India wants to have a large, multidisciplinary higher education institution in or near every town or city by 2030. Many single-stream institutions should be combined and more departments added to existing institutions in draft rules that are now being looked at.
They want to hear what people think about the new rules by March 20. The National Education Policy Commission (NET) has said that single-stream institutions should offer dual-degree programs, and they should. Students would get their first degree from one school, second to another. State governments will keep giving the same amount of money to government-aided colleges as they did in the past.
Key Highlight:
- According to the University Grants Commission’s draft guidelines released on Saturday, Indian higher education institutions must become multidisciplinary universities by boosting research and educational facilities.
- By 2030, India wants a large multidisciplinary higher education institution in every district.
- The higher education regulator wants public feedback by March 20.
- The draft rules suggest forming academic clusters, merging single-stream institutions, and expanding existing institutions’ departments.
- Single-stream institutions can thus integrate their programs with neighboring interdisciplinary institutions.
- An absence of creative transdisciplinary courses and financial resources is also cited for building clusters of single-stream institutions.
Higher education institutions in India will have to become multidisciplinary universities by improving their research and education infrastructure, according to draft guidelines from the University Grants Commission that were released on Saturday. This is in line with the national education policy of 2020.
India wants to have a large, multidisciplinary higher education institution in or near every town or city by 2030. It’s March 20, and the higher education regulator wants to hear what people think about new rules.
The draft rules suggest many ways to change existing institutions, such as academic collaboration between them through clusters, merging several single-stream institutions, and adding more departments to existing institutions.
Emphasizing that the culture of establishing and sustaining multidisciplinary institutes is increasing fast internationally, the guidelines state that the higher education system in India should phase out stand-alone, fragmented and domain-specific institutions.
The draft guidelines think about three types of multidisciplinary institutions: research-intensive universities, teaching-intensive universities, and degree-awarding autonomous colleges.

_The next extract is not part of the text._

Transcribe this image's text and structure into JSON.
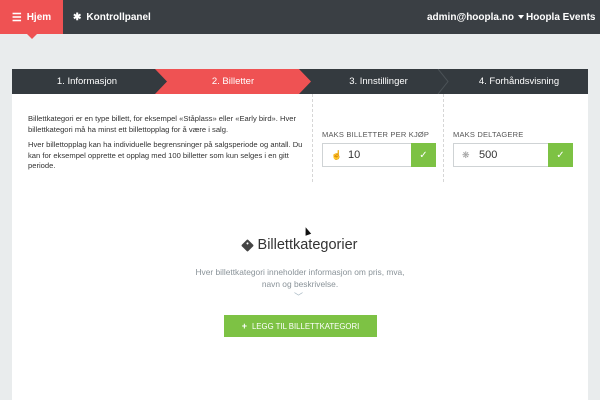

The regulator thinks that the multidisciplinary universities will have 3,000 or more students. This is what they think. By 2035, all colleges affiliated with the university should be able to give their degrees, either by going through different stages of autonomy or by becoming part of a cluster to become a large multidisciplinary institute.
They want to work together to make it possible to get two degrees at the same time from different schools. The single-stream institutions can work with nearby multidisciplinary institutions to make their programs work together.

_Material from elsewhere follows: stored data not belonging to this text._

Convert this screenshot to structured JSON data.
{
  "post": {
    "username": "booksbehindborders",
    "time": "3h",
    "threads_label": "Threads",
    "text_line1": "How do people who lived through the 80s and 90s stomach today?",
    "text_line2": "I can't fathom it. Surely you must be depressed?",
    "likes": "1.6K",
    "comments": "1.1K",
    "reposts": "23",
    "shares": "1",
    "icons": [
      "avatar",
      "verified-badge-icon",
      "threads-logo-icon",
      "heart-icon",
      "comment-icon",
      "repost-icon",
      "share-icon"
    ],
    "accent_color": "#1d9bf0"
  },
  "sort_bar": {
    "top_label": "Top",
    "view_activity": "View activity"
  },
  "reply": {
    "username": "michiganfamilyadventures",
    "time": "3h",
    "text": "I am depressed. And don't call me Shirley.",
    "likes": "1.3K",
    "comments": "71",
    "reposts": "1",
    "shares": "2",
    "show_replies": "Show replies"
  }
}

“A new and innovative educational architecture will help strengthen the structure of multidisciplinary education and achieve what the NEP 2020 aims to do,” the proposed guidelines said.
For dual-degree programs, the two schools should be close enough to share resources and make it easier for students and teachers to move around.

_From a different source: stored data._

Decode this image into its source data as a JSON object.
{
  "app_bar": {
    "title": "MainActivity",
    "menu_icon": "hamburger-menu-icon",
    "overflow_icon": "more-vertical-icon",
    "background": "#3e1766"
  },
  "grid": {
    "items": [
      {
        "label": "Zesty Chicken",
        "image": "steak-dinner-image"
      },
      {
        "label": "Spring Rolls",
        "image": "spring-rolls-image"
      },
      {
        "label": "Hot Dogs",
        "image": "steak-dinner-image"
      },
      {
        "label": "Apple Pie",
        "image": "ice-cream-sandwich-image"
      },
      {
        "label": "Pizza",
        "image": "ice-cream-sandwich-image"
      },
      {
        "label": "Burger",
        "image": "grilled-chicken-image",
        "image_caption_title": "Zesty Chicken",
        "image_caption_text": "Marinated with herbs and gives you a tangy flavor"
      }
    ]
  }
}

Under the collaborative system, students can get their first degree from one place and their second degree from another place. When they finish the program, they will either get a degree from their home college that shows that they took classes at the partner institution or get a dual degree from both institutions. As a rule, if two colleges from a single university work together, the affiliating university will give out the degree.
They also say that single-stream colleges that don’t have innovative multidisciplinary courses and don’t have the money to pay for them should form clusters. Regulator: State governments will keep giving the same amount of money to government-aided colleges that they did before the cluster formed.
The commission said that the collaborations, mergers, and opening of new departments would only happen if they get the OK from the regulatory body and the academic councils of the higher education institutes that they will work with and merge with.